Food ethics, a son's addiction, and more
Morality and food
Inspired by Earth Day, Plaidshoes at "Everyday Unitarian" considers making environmentally-friendly lifestyle changes. First on the list:
Get back to being more committed to veganism. I have been a vegetarian for over 17 years, but keep slipping when I try to be vegan. So much of the Earth's resources would be saved if people ate more ethically. (April 22, 2008)
But Jacqueline at "Moxie Life" points out that economic factors also shape decisions about food consumption:
[F]ood is only a choice for those who have the financial privilege to make that choice. It is an economics thing. If you come from a lower economic background or a definitive cultural background you will have food ideas around that. You MAY choose to break out of those ideas, but often, in the circumstances you CAN'T. You eat what is offered, and if you are lucky you are grateful. (April 22, 2008)

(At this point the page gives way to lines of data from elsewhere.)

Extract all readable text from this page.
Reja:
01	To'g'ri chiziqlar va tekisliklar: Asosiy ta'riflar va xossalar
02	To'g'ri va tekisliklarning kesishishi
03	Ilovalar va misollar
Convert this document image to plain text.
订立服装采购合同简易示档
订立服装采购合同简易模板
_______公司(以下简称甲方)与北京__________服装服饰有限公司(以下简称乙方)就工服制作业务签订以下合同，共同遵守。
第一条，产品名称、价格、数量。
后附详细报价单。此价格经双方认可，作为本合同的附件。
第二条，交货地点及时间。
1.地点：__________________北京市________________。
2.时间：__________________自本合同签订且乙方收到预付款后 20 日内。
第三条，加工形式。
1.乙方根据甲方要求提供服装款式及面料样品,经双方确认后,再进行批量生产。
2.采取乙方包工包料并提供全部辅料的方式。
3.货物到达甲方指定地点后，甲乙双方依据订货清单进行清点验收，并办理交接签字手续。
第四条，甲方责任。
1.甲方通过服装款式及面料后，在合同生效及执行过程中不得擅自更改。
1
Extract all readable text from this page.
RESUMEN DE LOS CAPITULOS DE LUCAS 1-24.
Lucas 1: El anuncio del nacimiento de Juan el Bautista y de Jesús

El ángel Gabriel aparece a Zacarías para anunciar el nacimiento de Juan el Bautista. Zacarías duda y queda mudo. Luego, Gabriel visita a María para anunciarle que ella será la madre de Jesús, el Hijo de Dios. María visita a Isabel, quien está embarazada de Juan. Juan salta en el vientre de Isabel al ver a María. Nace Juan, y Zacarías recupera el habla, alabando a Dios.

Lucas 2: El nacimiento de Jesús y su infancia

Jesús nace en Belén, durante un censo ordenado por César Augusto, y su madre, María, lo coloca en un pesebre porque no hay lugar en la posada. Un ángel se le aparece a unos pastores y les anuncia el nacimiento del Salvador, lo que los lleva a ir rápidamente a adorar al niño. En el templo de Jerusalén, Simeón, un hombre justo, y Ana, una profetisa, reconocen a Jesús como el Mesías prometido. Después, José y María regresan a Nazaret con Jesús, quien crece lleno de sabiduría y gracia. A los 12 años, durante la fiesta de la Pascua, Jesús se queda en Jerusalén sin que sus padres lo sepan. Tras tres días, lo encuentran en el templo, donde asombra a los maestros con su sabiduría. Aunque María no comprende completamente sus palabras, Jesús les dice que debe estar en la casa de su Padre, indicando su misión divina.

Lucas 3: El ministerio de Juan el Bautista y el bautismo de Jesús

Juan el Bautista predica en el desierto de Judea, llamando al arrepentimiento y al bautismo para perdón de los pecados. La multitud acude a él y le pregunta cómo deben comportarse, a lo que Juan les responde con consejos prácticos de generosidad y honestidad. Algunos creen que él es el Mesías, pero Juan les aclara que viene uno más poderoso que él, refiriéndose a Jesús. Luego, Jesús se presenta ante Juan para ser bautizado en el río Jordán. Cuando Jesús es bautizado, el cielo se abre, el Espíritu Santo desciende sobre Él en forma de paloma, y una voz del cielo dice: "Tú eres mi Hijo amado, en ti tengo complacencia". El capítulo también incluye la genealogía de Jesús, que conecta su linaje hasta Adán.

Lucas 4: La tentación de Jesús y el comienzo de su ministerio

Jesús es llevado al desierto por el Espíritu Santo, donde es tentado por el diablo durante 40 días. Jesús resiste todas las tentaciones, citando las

Response to a son's addiction
The Rev. Sean Parker Dennison at "ministrare" copes with his son's substance abuse:
It is very hard to face that I can't protect or save my son from this. Even though every day of parenting has been another lesson in letting go, this is excruciating. Almost as excruciating as finding another thing that is missing, stabbed, or destroyed because of his addiction and the behaviors it caused. I think, down deep, I have always believed that my love alone could protect and save my child. Even in this moment, I want that to be true. But it's not. And all those parents who have lost children to this disease loved them just as much as I love him. Welcome, compassion. (April 21, 2008)
Loved and chosen, no matter what
Marking her thirtieth birthday, the Rev. Nancy McDonald Ladd resists the urge to measure her life by her professional accomplishments:
It's tempting, at 30, to look back at my life and try to come up with all of the reasons these have been three decades of reasonably well lived life. It's tempting to try to justify the way I used those years and envision a new and improved me for the next 30. But I tell my people that they are loved and chosen, no matter what. Today, in honor of my birthday, I will endeavor to tell myself the same thing. (April 23, 2008)
Rejecting punitive theology
In response to the idea that tragedies are a form of "punishment" from God, the Rev. Fred Hammond at "A Unitarian Universalist Minister in Mississippi" writes:
[T]hings will happen in this world. Some things will be filled with pleasure and joy like sunshine causing rainbows after a thunderstorm. Some things will be filled with pain and sorrow like miscarriages and HIV/AIDS. But neither the rainbow nor the miscarriage is a result of our righteousness nor our wickedness. They just are. (April 21, 2008)
Not to be missed
At "UUCSR Writers," a blog organized by the Unitarian Universalist Congregation in Santa Rosa, California, pseudonymous cparkhill1730 describes growing up with Asperbergers Syndrome. The Rev. Debra Haffner of "Sexuality and Religion: What's the Connection?" relates the Passover teaching on "dayenu" to sexual justice advocacy. And Mary Wellemeyer of "A Larger Faith" joyfully reports on the vote to merge the Unitarian Universalist Association's New Hampshire/Vermont and Northeast districts.